Most companies have at least one employee who is key to the success of the business. Whether it's the owner, a partner, a majority stockholder, or someone with a high level of expertise, the loss or death of that person could mean financial ruin for the company. Employees are valuable assets and the loss of some key employees could significantly impact the progress of the company.

Key-person insurance protects your company's solvency in the event of losing a key employee or founder. Protecting your company from such potential disasters not only makes good business sense, but also, lenders and investors generally require that a business carries key-person insurance to protect their loans and investments in the company.

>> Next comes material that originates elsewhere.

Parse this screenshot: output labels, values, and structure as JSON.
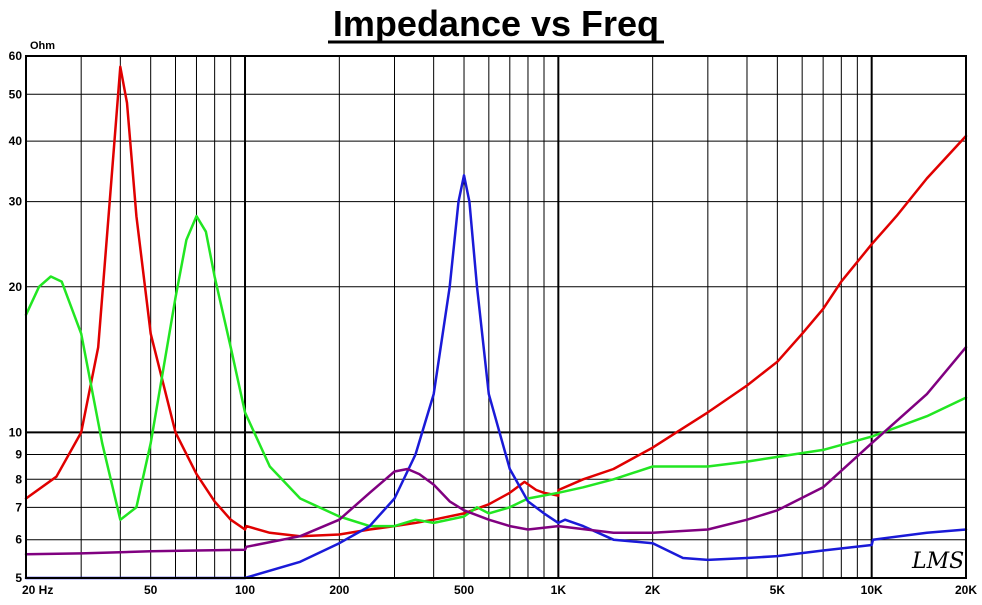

Many insurance companies require a company's board of directors to pass a resolution affirming the purpose of the business life insurance policy. Additionally, the key employee must be notified about, and agree to the purchase of, insurance on his or her life.

The business typically owns the policy, pays the premiums, and is the beneficiary. Most businesses purchase key-person insurance as a whole-life insurance policy; however, term life insurance may be more economical and can be bought to cover the key person until he or she retires. In both cases the death benefits are received tax free. The benefit of a whole-life policy is that it can be transferred to the departing employee on retirement, where the coverage can either be continued on a personal level or the cash-value cans be cashed in.

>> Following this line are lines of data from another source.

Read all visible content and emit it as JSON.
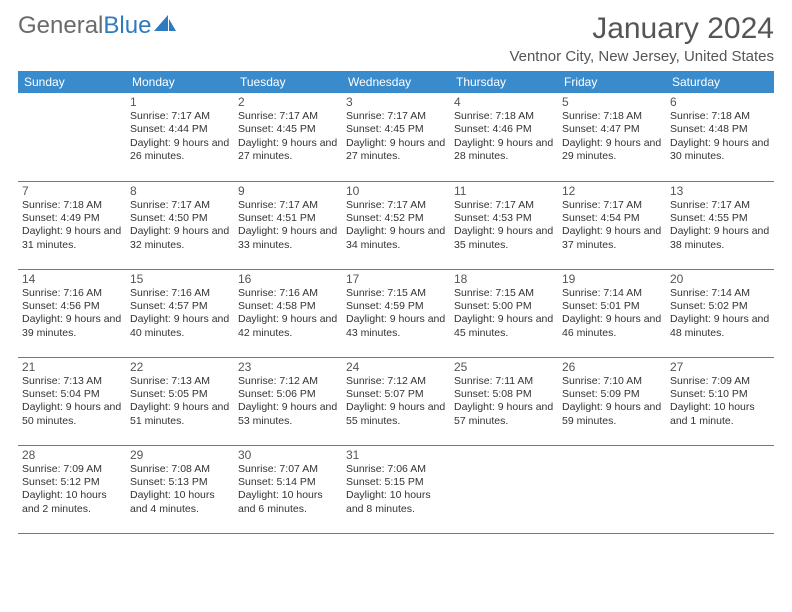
{
  "brand": {
    "part1": "General",
    "part2": "Blue"
  },
  "title": "January 2024",
  "location": "Ventnor City, New Jersey, United States",
  "colors": {
    "header_bg": "#3a8bcc",
    "header_text": "#ffffff",
    "border": "#5a7fa0",
    "text": "#333333",
    "muted": "#555555",
    "brand_gray": "#6b6b6b",
    "brand_blue": "#2f7bbf",
    "background": "#ffffff"
  },
  "day_names": [
    "Sunday",
    "Monday",
    "Tuesday",
    "Wednesday",
    "Thursday",
    "Friday",
    "Saturday"
  ],
  "weeks": [
    [
      null,
      {
        "n": "1",
        "sr": "7:17 AM",
        "ss": "4:44 PM",
        "dl": "9 hours and 26 minutes."
      },
      {
        "n": "2",
        "sr": "7:17 AM",
        "ss": "4:45 PM",
        "dl": "9 hours and 27 minutes."
      },
      {
        "n": "3",
        "sr": "7:17 AM",
        "ss": "4:45 PM",
        "dl": "9 hours and 27 minutes."
      },
      {
        "n": "4",
        "sr": "7:18 AM",
        "ss": "4:46 PM",
        "dl": "9 hours and 28 minutes."
      },
      {
        "n": "5",
        "sr": "7:18 AM",
        "ss": "4:47 PM",
        "dl": "9 hours and 29 minutes."
      },
      {
        "n": "6",
        "sr": "7:18 AM",
        "ss": "4:48 PM",
        "dl": "9 hours and 30 minutes."
      }
    ],
    [
      {
        "n": "7",
        "sr": "7:18 AM",
        "ss": "4:49 PM",
        "dl": "9 hours and 31 minutes."
      },
      {
        "n": "8",
        "sr": "7:17 AM",
        "ss": "4:50 PM",
        "dl": "9 hours and 32 minutes."
      },
      {
        "n": "9",
        "sr": "7:17 AM",
        "ss": "4:51 PM",
        "dl": "9 hours and 33 minutes."
      },
      {
        "n": "10",
        "sr": "7:17 AM",
        "ss": "4:52 PM",
        "dl": "9 hours and 34 minutes."
      },
      {
        "n": "11",
        "sr": "7:17 AM",
        "ss": "4:53 PM",
        "dl": "9 hours and 35 minutes."
      },
      {
        "n": "12",
        "sr": "7:17 AM",
        "ss": "4:54 PM",
        "dl": "9 hours and 37 minutes."
      },
      {
        "n": "13",
        "sr": "7:17 AM",
        "ss": "4:55 PM",
        "dl": "9 hours and 38 minutes."
      }
    ],
    [
      {
        "n": "14",
        "sr": "7:16 AM",
        "ss": "4:56 PM",
        "dl": "9 hours and 39 minutes."
      },
      {
        "n": "15",
        "sr": "7:16 AM",
        "ss": "4:57 PM",
        "dl": "9 hours and 40 minutes."
      },
      {
        "n": "16",
        "sr": "7:16 AM",
        "ss": "4:58 PM",
        "dl": "9 hours and 42 minutes."
      },
      {
        "n": "17",
        "sr": "7:15 AM",
        "ss": "4:59 PM",
        "dl": "9 hours and 43 minutes."
      },
      {
        "n": "18",
        "sr": "7:15 AM",
        "ss": "5:00 PM",
        "dl": "9 hours and 45 minutes."
      },
      {
        "n": "19",
        "sr": "7:14 AM",
        "ss": "5:01 PM",
        "dl": "9 hours and 46 minutes."
      },
      {
        "n": "20",
        "sr": "7:14 AM",
        "ss": "5:02 PM",
        "dl": "9 hours and 48 minutes."
      }
    ],
    [
      {
        "n": "21",
        "sr": "7:13 AM",
        "ss": "5:04 PM",
        "dl": "9 hours and 50 minutes."
      },
      {
        "n": "22",
        "sr": "7:13 AM",
        "ss": "5:05 PM",
        "dl": "9 hours and 51 minutes."
      },
      {
        "n": "23",
        "sr": "7:12 AM",
        "ss": "5:06 PM",
        "dl": "9 hours and 53 minutes."
      },
      {
        "n": "24",
        "sr": "7:12 AM",
        "ss": "5:07 PM",
        "dl": "9 hours and 55 minutes."
      },
      {
        "n": "25",
        "sr": "7:11 AM",
        "ss": "5:08 PM",
        "dl": "9 hours and 57 minutes."
      },
      {
        "n": "26",
        "sr": "7:10 AM",
        "ss": "5:09 PM",
        "dl": "9 hours and 59 minutes."
      },
      {
        "n": "27",
        "sr": "7:09 AM",
        "ss": "5:10 PM",
        "dl": "10 hours and 1 minute."
      }
    ],
    [
      {
        "n": "28",
        "sr": "7:09 AM",
        "ss": "5:12 PM",
        "dl": "10 hours and 2 minutes."
      },
      {
        "n": "29",
        "sr": "7:08 AM",
        "ss": "5:13 PM",
        "dl": "10 hours and 4 minutes."
      },
      {
        "n": "30",
        "sr": "7:07 AM",
        "ss": "5:14 PM",
        "dl": "10 hours and 6 minutes."
      },
      {
        "n": "31",
        "sr": "7:06 AM",
        "ss": "5:15 PM",
        "dl": "10 hours and 8 minutes."
      },
      null,
      null,
      null
    ]
  ]
}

Key-person insurance benefits are often used to buy out the insured person's shares or interest in the company. Buy-sell agreements, which require the deceased executive's estate to sell its stock to the remaining shareholders, legally facilitate this process. Proceeds from key-person insurance can also be used to recruit replacement management.

The objective of key man insurance is to financially protect the company from adverse impacts if one of those key employees suddenly dies or becomes disabled. The finances available from a key man insurance policy would:

  • Provide funds to find, recruit and train a replacement
  • Help replace any profits the company may have earned had the employee not died
  • Strengthen the company’s working capital and balance sheet to help assure creditors and suppliers about the continuity of the business.
  • Help heirs meet estate tax obligations without compromising or dissolving a family business
  • Reduce the impact of the untimely death of a key individual by covering other expenses

Any agreements and insurance policies within a business must be integrated with the overall plan and objectives of the business. Careful consideration must be given to the selection of the plan which is right for your business and to the method of funding your plan.